Page:Ringuet - Le Poids du jour, 1949.djvu/405

Le texte de cette page a été corrigé et est conforme au fac-similé.

CHAPITRE

XIV


TOUT  avait été prévu pour l’arrivée de Lionel. Quelle fête ce serait ! On lui ouvrirait une maison vraiment paternelle, un foyer familial, à lui qui depuis dix ans n’avait connu que de tristes logis, puis la promiscuité sans chaleur des chambrées.

On irait le recevoir à la gare. Malgré les propositions tendancieuses du père, Jocelyne avait résolu d’aller à sa rencontre avec son mari et son fils. Pour sa descente de wagon tous les bras seraient là, tendus vers lui. Les voyageurs et les flâneurs de Saint-Hilaire-Station diraient :

— C’est un retour du front. Regardez-moi ces médailles !

Car il en aurait sûrement une brochette.

— C’est un prisonnier, corrigerait quelqu’un.
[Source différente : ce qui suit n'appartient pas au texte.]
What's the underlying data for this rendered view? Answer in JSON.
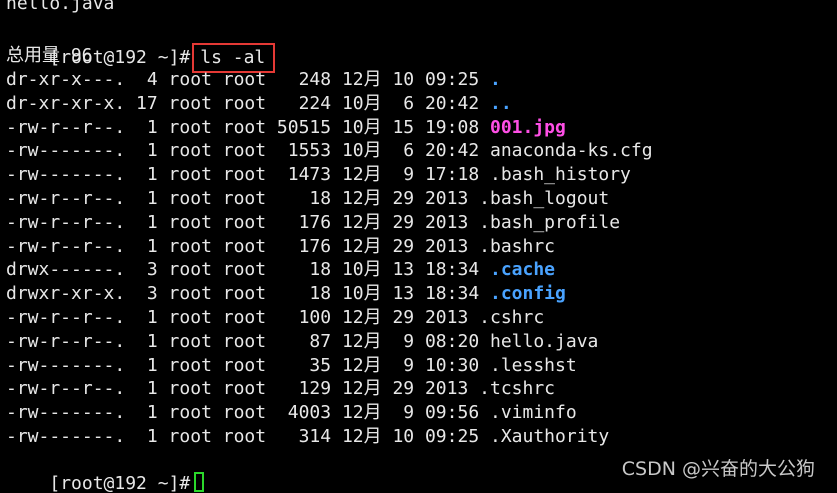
{
  "terminal": {
    "top_partial_line": "hello.java",
    "prompt": "[root@192 ~]#",
    "command": "ls -al",
    "total_line": "总用量 96",
    "listing": [
      {
        "meta": "dr-xr-x---.  4 root root   248 12月 10 09:25 ",
        "name": ".",
        "color": "blue"
      },
      {
        "meta": "dr-xr-xr-x. 17 root root   224 10月  6 20:42 ",
        "name": "..",
        "color": "blue"
      },
      {
        "meta": "-rw-r--r--.  1 root root 50515 10月 15 19:08 ",
        "name": "001.jpg",
        "color": "magenta"
      },
      {
        "meta": "-rw-------.  1 root root  1553 10月  6 20:42 ",
        "name": "anaconda-ks.cfg",
        "color": "default"
      },
      {
        "meta": "-rw-------.  1 root root  1473 12月  9 17:18 ",
        "name": ".bash_history",
        "color": "default"
      },
      {
        "meta": "-rw-r--r--.  1 root root    18 12月 29 2013 ",
        "name": ".bash_logout",
        "color": "default"
      },
      {
        "meta": "-rw-r--r--.  1 root root   176 12月 29 2013 ",
        "name": ".bash_profile",
        "color": "default"
      },
      {
        "meta": "-rw-r--r--.  1 root root   176 12月 29 2013 ",
        "name": ".bashrc",
        "color": "default"
      },
      {
        "meta": "drwx------.  3 root root    18 10月 13 18:34 ",
        "name": ".cache",
        "color": "blue"
      },
      {
        "meta": "drwxr-xr-x.  3 root root    18 10月 13 18:34 ",
        "name": ".config",
        "color": "blue"
      },
      {
        "meta": "-rw-r--r--.  1 root root   100 12月 29 2013 ",
        "name": ".cshrc",
        "color": "default"
      },
      {
        "meta": "-rw-r--r--.  1 root root    87 12月  9 08:20 ",
        "name": "hello.java",
        "color": "default"
      },
      {
        "meta": "-rw-------.  1 root root    35 12月  9 10:30 ",
        "name": ".lesshst",
        "color": "default"
      },
      {
        "meta": "-rw-r--r--.  1 root root   129 12月 29 2013 ",
        "name": ".tcshrc",
        "color": "default"
      },
      {
        "meta": "-rw-------.  1 root root  4003 12月  9 09:56 ",
        "name": ".viminfo",
        "color": "default"
      },
      {
        "meta": "-rw-------.  1 root root   314 12月 10 09:25 ",
        "name": ".Xauthority",
        "color": "default"
      }
    ],
    "final_prompt": "[root@192 ~]#"
  },
  "watermark": "CSDN @兴奋的大公狗",
  "colors": {
    "background": "#000000",
    "text": "#e8e8e8",
    "directory": "#4aa3ff",
    "image": "#ff4fe6",
    "highlight_box": "#e53935",
    "cursor": "#2bd82b"
  }
}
— Mais ! C’est le fils de monsieur Garneau, du haut de la montagne !

À quoi les gens reconnaîtraient cela. Mais, à rien, à tout. Cela se sentirait dans l’air, à la fanfare du soleil, aux guirlandes de feuilles aux arbres, aux bouquets de fleurs au revers des fossés, tout le long de la route.

La maison aussi serait fleurie ; surtout la petite chambre égayée de cretonnes à ramages bleus. Et il y aurait un dîner.

« … Un dîner à trois étages ! », affirmait Jocelyne dont le menu était fait de longtemps.

— Oui. Un vrai bon dîner canadien, complétait Robert, pour qui le ragoût de pieds de porc à la canadienne était le sommet de la gastronomie.

Mais de tout cela il ne fut rien.

Inscrit dans l’armée américaine, Lionel ne revint pas par Québec avec les rapatriés canadiens. Il ne devait pas descendre de ces trains officiels que la Croix-Rouge accueillait dans la vieille gare Bonaventure toute pavoisée; avec des jeunes filles en uniforme, accortes et jolies, qui distribuaient des sourires, des cigarettes, du café et du lait. Alors qu’on le croyait encore quelque part en Angleterre, on reçut un télégramme annonçant à la fois son arrivée à Boston et son départ pour Montréal.

Robert, Jocelyne, Adrien et le petit Michel furent en gare deux heures à l’avance. Mais le train se vida de ses derniers occupants et Lionel ne se montra pas.

En fait, il était descendu à Saint-Lambert et y avait pris un taxi pour Saint-Hilaire où il croyait qu’on l’attendrait. Si bien que lorsque, désemparés, les siens revinrent à la maison, ce fut lui qui les reçut.